Sunday, August 14, 2016

Day 37 July 24, 2016 Seneca Falls NY


Today we would go explore a place that Patti had studied about in Women’s Study classes in the late 1970’s: Seneca Falls, NY.  This town now seems to be really off the beaten path in terms of traveling around New York state, but in the mid 1840’s and 50’s, there was a lot happening here, and transportation would have taken a lot of people through this area especially with the canals, railroads and roads.  Seneca Falls was a crossroad.  Many of the progressive people of the times lived or travel through this area, especially abolitionists and those working for temperance, both men and women. 

When some of these abolitionists were at a world conference in London, the women delegates were not allowed to be seated and to participate fully.  This caused two of the women form Seneca Falls to decided they should hold a Women’s Rights conference when they got back home.  Some time passed, but in 1848, five women got together and decided to hold such a conference (which was very often the organizing tool that would happen.)  They put out the word that one was happening in ten days and hoped that people would come.  Indeed they did. Over 300 women and men came together at the meeting house in Seneca Falls.  

The building has been restored.  Our Ranger tour took us into the building.  Patti had tingles when the ranger went to the lectern and spoke some of the powerful words that were so radical at the convention.  Patti could picture the speakers in that same place nearly 170 years ago.

As a part of the this conference, a document was shared that was based on the Declaration of Independence, but was specifically a declaration of women’s rights that in part declared women’s rights that included the right to hold property and the right to their children, as well as the right to vote.  The last one was highly controversial, but in the end was passed and signed.  A fire had been started that would burn for the next 70 years until women at last won the right to vote throughout the US., with the  19th Amendment in 1920.

Okay, so end of history lesson.  But, so much of this history happened in Seneca Falls which now has a National Historic Site run the National Park Service.  The Visitor's Center was a highly moving experience.  There was an excellent history of the Women's Rights movement and an opportunity to connect these past efforts to the present time  

Central in this movement were Susan B. Anthony and Elizabeth Cady Stanton.  And we learned so much about their lives, their leadership and their enduring friendship. They did not meet until after the convention, introduced by a mutual friend on a street corner in Seneca Falls.  A statue has been placed there to honor this historic connection.

We toured Stanton’s house, just across the river from the Meeting House..  It was from this home that Cady Stanton prepared much of the materials and speeches that Anthony would carry around the country.  Stanton kept having babies, which kept her from getting on the road herself.  Once the children were sufficiently raised, she again took up a very active role.  The house was being restored by the National Park Service.
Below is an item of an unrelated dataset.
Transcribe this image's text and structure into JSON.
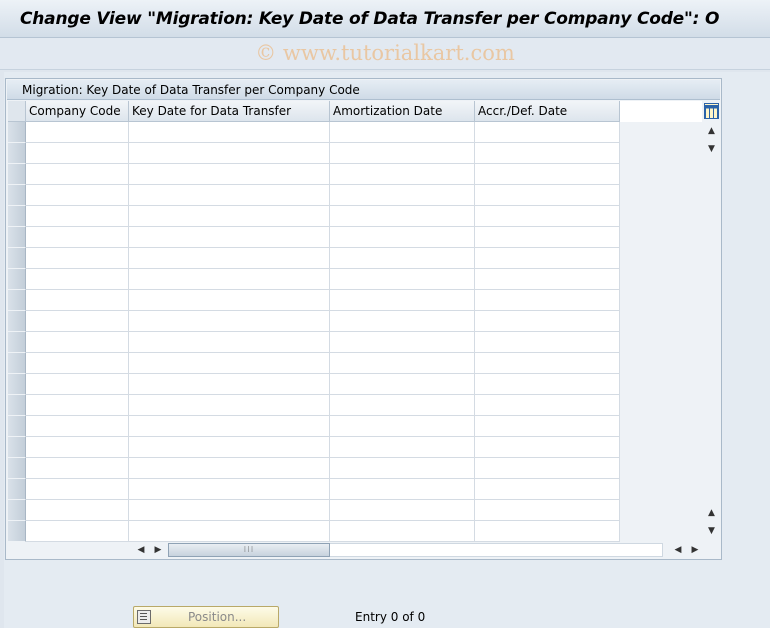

We also went to The Women’s Hall of Fame where we were both touched by reading about these amazing women’s both past and present who have been honored by the museum.   Some were old friends who we were very familiar with, and some we had never heard of.  They are preparing to move to a much larger space, and we will follow their expansion as it happens.

We were sad that museum home for Harriet Tubman was not open on the day we were in the area. She was the former enslaved woman who helped so many people use the “underground railroad” to get to freedom. She was also a very powerful speaker for the abolitionist movement.  So many very powerful people were in this area.  This also included Steven Douglass, who had a home nearby, and participated in the first Women’s Right’s Convention.   He spoke strongly on behalf of sticking to the demand for women having the right to vote.

Since Seneca Falls is assumed to be the model for Bedford Falls in “It’s a Wonderful Life.”  We tried to see that museum, too, but it was closed.  But we did see the bridge that played such a prominent role in the movie.  Capra,  author of the screen play as well as directing the movie, was in Seneca Falls for a bock of time while he wrote the movie.  A number of the sights around the town appeared in Capra's story, including the bridge. Sometimes you hit the schedule entirely right to see everything you want, and sometimes you don’t.

It was such a hot day, we grabbed some ice cream, and then went back to our AirBnB apartment for a quiet evening, and ate dinner in.